Personalized Immunotherapy in Sepsis

Status:
Recruiting

Trial end date:
2024-07-28

Target enrollment:
0

Participant gender:
All

Summary

Αim of ImmunoSep is to assess whether personalized adjunctive immunotherapy directed against a state of either fulminant hyper-inflammation or immunoparalysis is able to change sepsis outcomes. Patients will be selected by a panel of biomarkers and laboratory findings and will be allocated to placebo or immunotherapy treatment according to their needs.

Phase:

Phase 2

Accepts Healthy Volunteers?

Details

Lead Sponsor:

Hellenic Institute for the Study of Sepsis

Treatments:

Interleukin 1 Receptor Antagonist Protein

Criteria

Inclusion Criteria:

- Age equal to or above 18 years.

- Both genders.

- In case of women, unwillingness to become pregnant during the study period.
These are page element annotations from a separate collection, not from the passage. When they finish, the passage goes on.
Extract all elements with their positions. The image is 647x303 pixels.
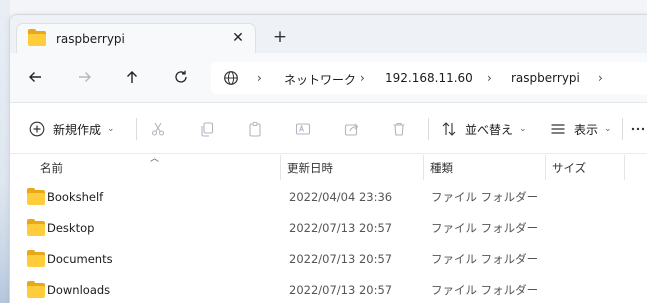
file-name: Documents — [47, 252, 113, 266]
file-modified: 2022/04/04 23:36 — [289, 190, 393, 204]
file-modified: 2022/07/13 20:57 — [289, 221, 393, 235]
cut-button[interactable] — [150, 104, 166, 154]
refresh-button[interactable] — [170, 66, 192, 88]
rename-button[interactable] — [295, 104, 311, 154]
more-dots-icon — [631, 127, 644, 131]
divider — [428, 118, 429, 140]
tab-label: raspberrypi — [56, 31, 125, 46]
breadcrumb-separator: › — [598, 71, 603, 85]
close-tab-button[interactable]: ✕ — [230, 30, 246, 46]
new-button-label: 新規作成 — [53, 122, 102, 137]
delete-button[interactable] — [391, 104, 407, 154]
network-globe-icon — [223, 70, 239, 89]
sort-button-label: 並べ替え — [465, 122, 514, 137]
refresh-icon — [175, 70, 187, 83]
sort-button[interactable]: 並べ替え ⌄ — [441, 104, 527, 154]
plus-circle-icon — [29, 121, 45, 137]
file-row[interactable]: Downloads 2022/07/13 20:57 ファイル フォルダー — [10, 275, 647, 303]
breadcrumb-separator: › — [360, 71, 365, 85]
column-modified[interactable]: 更新日時 — [281, 155, 422, 182]
breadcrumb-ip[interactable]: 192.168.11.60 — [385, 71, 473, 85]
view-button[interactable]: 表示 ⌄ — [550, 104, 612, 154]
file-row[interactable]: Documents 2022/07/13 20:57 ファイル フォルダー — [10, 244, 647, 275]
breadcrumb-separator: › — [257, 71, 262, 85]
chevron-down-icon: ⌄ — [604, 124, 612, 134]
divider — [136, 118, 137, 140]
folder-icon — [27, 219, 45, 236]
file-modified: 2022/07/13 20:57 — [289, 252, 393, 266]
file-type: ファイル フォルダー — [431, 283, 539, 297]
new-tab-button[interactable]: + — [271, 27, 289, 47]
tab-bar: raspberrypi ✕ + — [10, 15, 647, 53]
command-bar: 新規作成 ⌄ 並べ替え ⌄ 表示 ⌄ — [10, 104, 647, 154]
column-name[interactable]: 名前 — [34, 155, 280, 182]
trash-icon — [393, 122, 405, 136]
back-button[interactable] — [24, 66, 46, 88]
share-icon — [344, 123, 359, 136]
more-options-button[interactable] — [630, 104, 644, 154]
breadcrumb-network[interactable]: ネットワーク — [284, 71, 356, 88]
folder-icon — [27, 188, 45, 205]
column-type[interactable]: 種類 — [424, 155, 545, 182]
copy-icon — [201, 122, 214, 137]
share-button[interactable] — [344, 104, 360, 154]
paste-button[interactable] — [247, 104, 263, 154]
forward-button[interactable] — [74, 66, 96, 88]
new-button[interactable]: 新規作成 ⌄ — [29, 104, 115, 154]
folder-icon — [27, 281, 45, 298]
view-list-icon — [551, 124, 565, 134]
chevron-down-icon: ⌄ — [519, 124, 527, 134]
column-divider[interactable] — [624, 155, 625, 180]
file-row[interactable]: Bookshelf 2022/04/04 23:36 ファイル フォルダー — [10, 182, 647, 213]
breadcrumb-raspberrypi[interactable]: raspberrypi — [511, 71, 580, 85]
up-button[interactable] — [121, 66, 143, 88]
view-button-label: 表示 — [574, 122, 599, 137]
clipboard-icon — [249, 122, 261, 137]
file-name: Downloads — [47, 283, 111, 297]
navigation-bar: › ネットワーク › 192.168.11.60 › raspberrypi › — [10, 53, 647, 103]
file-explorer-window: raspberrypi ✕ + › ネットワーク › 192.168.11.60… — [9, 14, 647, 303]
file-row[interactable]: Desktop 2022/07/13 20:57 ファイル フォルダー — [10, 213, 647, 244]
file-name: Desktop — [47, 221, 95, 235]
tab-raspberrypi[interactable]: raspberrypi ✕ — [16, 23, 256, 53]
sort-arrows-icon — [442, 122, 456, 136]
file-name: Bookshelf — [47, 190, 104, 204]
arrow-up-icon — [127, 71, 137, 83]
column-header: ︿ 名前 更新日時 種類 サイズ — [10, 154, 647, 182]
breadcrumb-separator: › — [487, 71, 492, 85]
arrow-left-icon — [29, 72, 41, 82]
divider — [622, 118, 623, 140]
address-bar[interactable]: › ネットワーク › 192.168.11.60 › raspberrypi › — [211, 62, 647, 94]
copy-button[interactable] — [199, 104, 215, 154]
file-type: ファイル フォルダー — [431, 221, 539, 235]
chevron-down-icon: ⌄ — [107, 124, 115, 134]
scissors-icon — [151, 122, 165, 136]
file-type: ファイル フォルダー — [431, 252, 539, 266]
column-size[interactable]: サイズ — [546, 155, 624, 182]
file-type: ファイル フォルダー — [431, 190, 539, 204]
arrow-right-icon — [79, 72, 91, 82]
folder-icon — [27, 250, 45, 267]
file-modified: 2022/07/13 20:57 — [289, 283, 393, 297]
rename-icon — [295, 123, 311, 135]
folder-icon — [28, 29, 46, 46]
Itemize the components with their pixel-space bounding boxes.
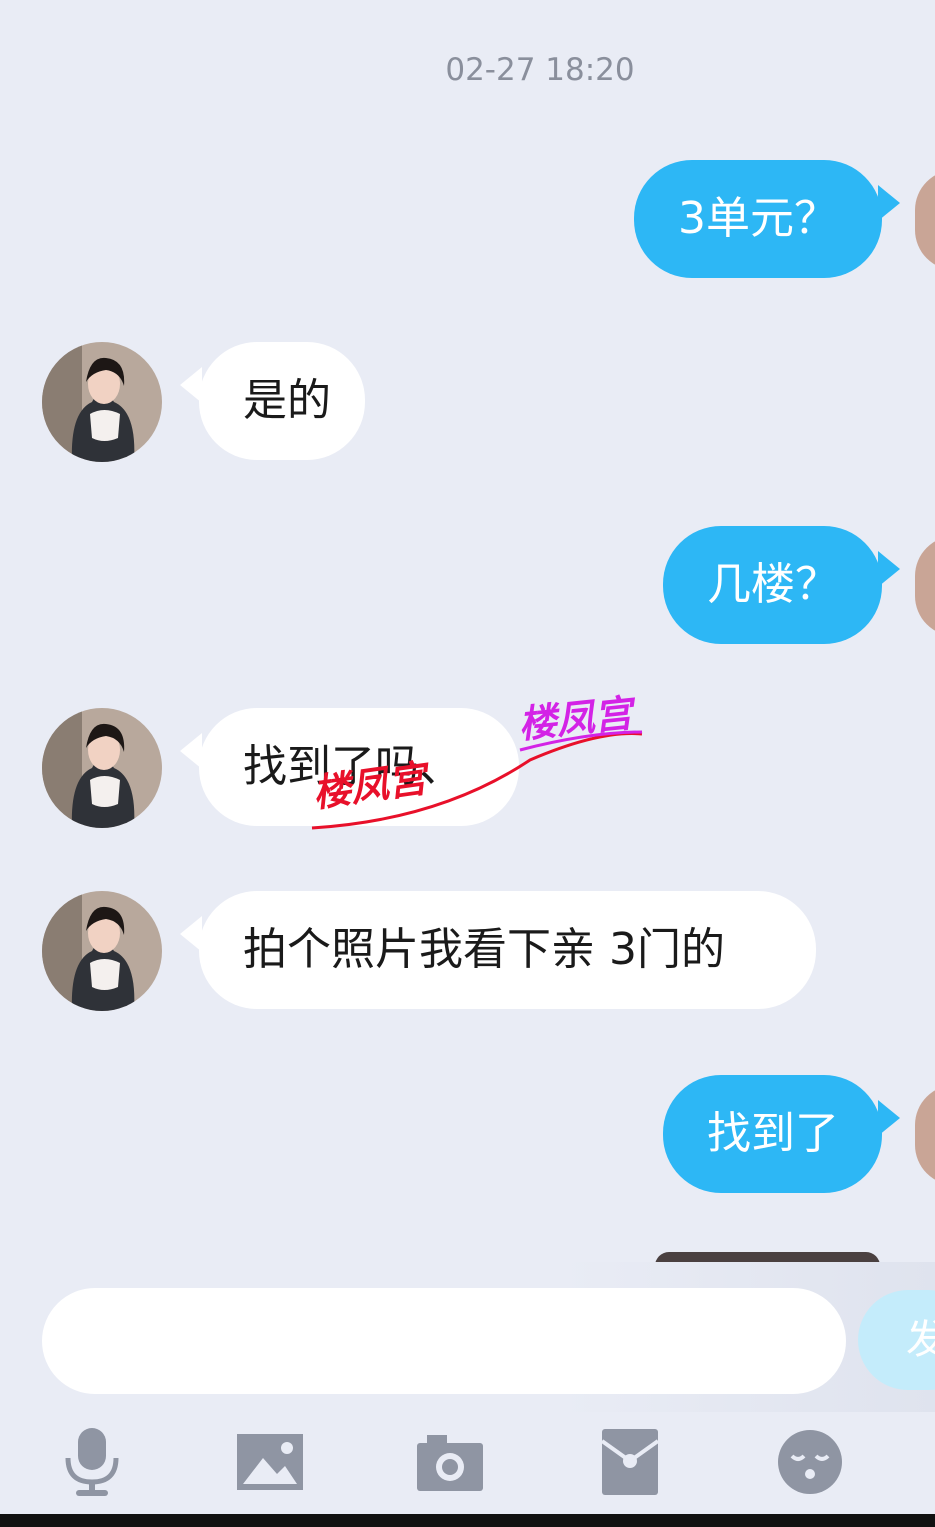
contact-avatar[interactable] xyxy=(42,342,162,462)
message-bubble-sent[interactable]: 几楼？ xyxy=(663,526,882,644)
bubble-tail xyxy=(878,185,900,221)
message-timestamp: 02-27 18:20 xyxy=(445,52,635,88)
my-avatar[interactable] xyxy=(915,170,935,270)
message-bubble-received[interactable]: 拍个照片我看下亲 3门的 xyxy=(199,891,816,1009)
message-bubble-sent[interactable]: 3单元？ xyxy=(634,160,882,278)
red-packet-icon[interactable] xyxy=(590,1422,670,1502)
image-icon[interactable] xyxy=(230,1422,310,1502)
toolbar xyxy=(0,1412,935,1514)
camera-icon[interactable] xyxy=(410,1422,490,1502)
image-message-preview[interactable] xyxy=(655,1252,880,1262)
contact-avatar[interactable] xyxy=(42,708,162,828)
contact-avatar[interactable] xyxy=(42,891,162,1011)
send-button[interactable]: 发 xyxy=(858,1290,935,1390)
message-text: 找到了 xyxy=(707,1108,839,1159)
message-text: 是的 xyxy=(243,375,331,426)
system-nav-bar xyxy=(0,1514,935,1527)
message-bubble-received[interactable]: 是的 xyxy=(199,342,365,460)
my-avatar[interactable] xyxy=(915,536,935,636)
message-bubble-sent[interactable]: 找到了 xyxy=(663,1075,882,1193)
message-text: 3单元？ xyxy=(678,193,838,244)
contact-avatar-image xyxy=(42,891,162,1011)
emoji-icon[interactable] xyxy=(770,1422,850,1502)
message-input[interactable] xyxy=(42,1288,846,1394)
message-text: 拍个照片我看下亲 3门的 xyxy=(243,924,725,975)
bubble-tail xyxy=(878,1100,900,1136)
my-avatar[interactable] xyxy=(915,1085,935,1185)
bubble-tail xyxy=(878,551,900,587)
chat-area[interactable]: 02-27 18:20 3单元？ 是的 几楼？ 找到了吗、 拍个照片我看下亲 3… xyxy=(0,0,935,1262)
contact-avatar-image xyxy=(42,708,162,828)
input-bar: 发 xyxy=(0,1262,935,1412)
message-text: 几楼？ xyxy=(707,559,839,610)
contact-avatar-image xyxy=(42,342,162,462)
microphone-icon[interactable] xyxy=(52,1422,132,1502)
- Written informed consent provided by the patient or by one first-degree
relative/spouse in case of patients unable to consent.

- Community-acquired pneumonia (CAP) or hospital-acquired pneumonia (HAP) or
ventilator-associated pneumonia (VAP) or primary bacteremia (BSI).

- Sepsis defined by the Sepsis-3 definitions. More precisely, sepsis is defined as the
presence of total SOFA (sequential organ failure assessment score) equal to 2 or more
for patients who are admitted with infection at the emergency department OR as any
increase of admission SOFA by 2 or more points for patients already hospitalized.

- Patients with signs of fulminant hyper-inflammation or sepsis-associated
immunoparalysis as defined by ferritin and Quantibrite. Since the state of
hyper-inflammation is considered more life-threatening than the state of
immunoparalysis, patients with lab findings of both immune states are allocated to
treatment targeting hyper-inflammation. It is explicitly stated that patients
diagnosed with novel Coronavirus-2 infection (COVID-19) may participate only in the
fulminant hyper-inflammation arm

- Time from classification into sepsis by the Sepsis-3 definitions and start of blind
intervention less than 72 hours.

Exclusion Criteria:

- Age below 18 years.

- Denial for written informed consent.

- Acute pyelonephritis or intraabdominal infection, meningitis or skin infection.

- Any stage IV malignancy.

- Neutropenia defined as an absolute neutrophil count lower than 1,500/mm3.

- Any 'do not resuscitate' decision in the hospital.

- In the case of BSI, patients with blood cultures growing coagulase-negative
staphylococci or skin commensals or catheter-related infections cannot be enrolled.

- Active tuberculosis (TB) as defined by the co-administration of drugs for the
treatment of TB.

- Infection by the human immunodeficiency virus (HIV).

- Any primary immunodeficiency.

- Oral or intravenous intake of corticosteroids at a daily dose equal or greater than
0.4 mg/kg prednisone or greater the last 15 days.

- Any anti-cytokine biological treatment the last one month.

- Medical history of systemic lupus erythematosus.

- Medical history of multiple sclerosis or any other demyelinating disorder.

- Pregnancy or lactation. Women of child-bearing potential will be screened by a urine
pregnancy test before inclusion in the study.